OJK Ingatkan Pinjaman ke Rentenir Pakai Suku Bunga Mencekik
Reporter
Didit Hariyadi (Kontributor)
Editor
Rr. Ariyani Yakti Widyastuti
Sabtu, 9 November 2019 12:53 WIB
TEMPO.CO, Makassar - Otoritas Jasa Keuangan atau OJK mengingatkan masyarakat agar tak tergiur dengan iming-iming pinjaman ke tengkulak atau rentenir yang bisa cair dengan lebih cepat dan mudah persyaratannya. Sebab, biasanya pinjaman itu menggunakan suku bunga yang sangat tinggi.
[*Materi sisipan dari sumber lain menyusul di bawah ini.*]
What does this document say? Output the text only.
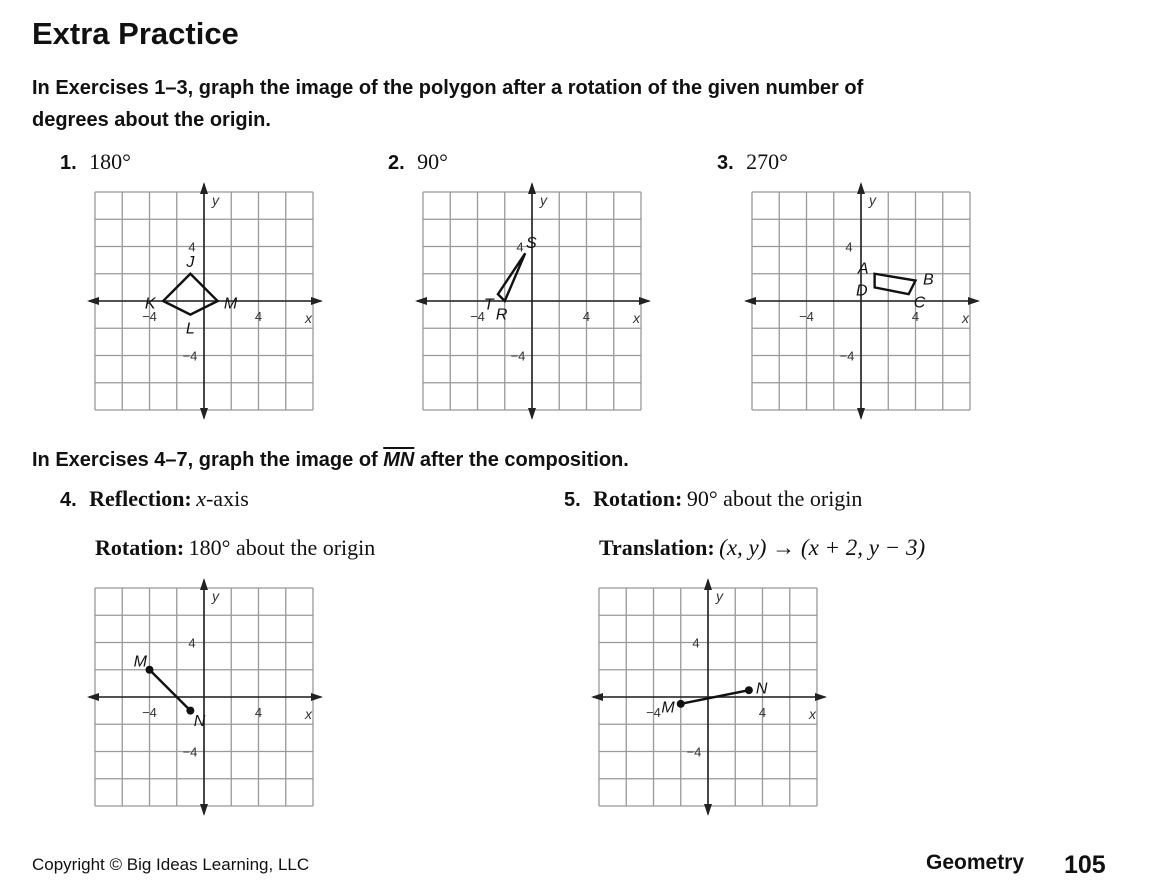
Extra Practice
In Exercises 1–3, graph the image of the polygon after a rotation of the given number of degrees about the origin.
1. 180°	2. 90°	3. 270°
4
−4
4
−4
x
y
J
M
L
K
4
−4
4
−4
x
y
S
R
T
4
−4
4
−4
x
y
A
B
C
D
In Exercises 4–7, graph the image of $\overline{MN}$ after the composition.
4. Reflection: x-axis
Rotation: 180° about the origin
5. Rotation: 90° about the origin
Translation: (x, y) → (x + 2, y − 3)
4
−4
4
−4
x
y
M
N
4
−4
4
−4
x
y
M
N
Copyright © Big Ideas Learning, LLC	Geometry 105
Kepala OJK Regional VI Sulawesi, Maluku, Papua (Sulampua), Zulmi, menyatakan, masih banyak temuan para nelayan yang mendapat pinjaman ke tengkulak. Syaratnya, hasil tangkapan nelayan tersebut dijual ke mereka dengan harga separuh dari di pasaran. Zulmi mencontohkan, ikan terbang yang harga pasaran Rp 400 ribu per kilogram harus dijual ke pengepul Rp 200 ribu per kilogram.
Untuk memutus rantai pinjaman ilegal itu, OJK mengembangkan pola kemitraan. "Kita putus mata rantainya,” ucap Zulmi kepada Tempo pada Jumat malam 8 November 2019. OJK bekerja sama dengan pemerintah setempat dan lembaga jasa keuangan untuk mengedukasi masyarakat agar tidak meminjam secara ilegal lagi.
Selanjutnya masyarakat akan dibukakan rekening untuk dipinjamkan modal dengan suku bunga 7 persen per tahun. Dengan begitu maka tingkat kesejahteraan mereka lebih terjamin. “Itu salah satu cara kita memutus mata rantai pinjaman ilegal,” tutur Zulmi. Saat ini sebanyak 800 nelayan di Kabupaten Takalar yang telah mendapatkan fasilitas tersebut.
Tak hanya itu, lanjut Zulmi, para petani dan pedagang di pasar juga mendapatkan fasilitasi agar tak meminjam modal ke rentenir. Misalnya petani singkong hasil taninya itu dijual ke Mayora kemudian dipotong untuk cicilan ke bank karena sekarang mereka sudah mendapatkan kredit usaha rakyat (KUR).
Kemudian pedang sayur di pasar yang diamati selama ini, mereka pinjam Rp 500 ribu pagi dan sorenya harus kembalikan Rp 600 ribu. “Suku bunganya sehari itu berapa? Jadi untuk berantas rentenir kita lakukan bisnis matching,” ucap Zulmi.
Gubernur Sulawesi Selatan, Nurdin Abdullah mengakui jika masyarakat cenderung mencari pinjaman modal ke rentenir, dengan bunga selangit. Alasannya karena lebih cepat dan mudah persyaratannya. “Masih banyak masyarakat kita yang cenderung cari pinjaman ilegal,” ucapnya.
Padahal pemerintah telah berkomitmen mendorong program Percepatan Akses Keuangan Daerah (PAKD) di 24 kabupaten/kota. Itu untuk memajukan inklusi keuangan di tingkat kabupaten. “Kita ingin semua bersinergi agar bisa meningkatkan kesejahteraan masyarakat,” ujarnya.
Saat ini industri keuangan non bank (IKNB), total aset dana pensiun tumbuh 7,63 persen menjadi Rp 1,03 triliun. Piutang perusahaan pembiayaan tumbuh 10,70 persen menjadi Rp 13,54 triliun, dan pinjaman yang disalurkan perusahaan pegadaian tumbuh tinggi 17,13 persen menjadi Rp 3,88 triliun.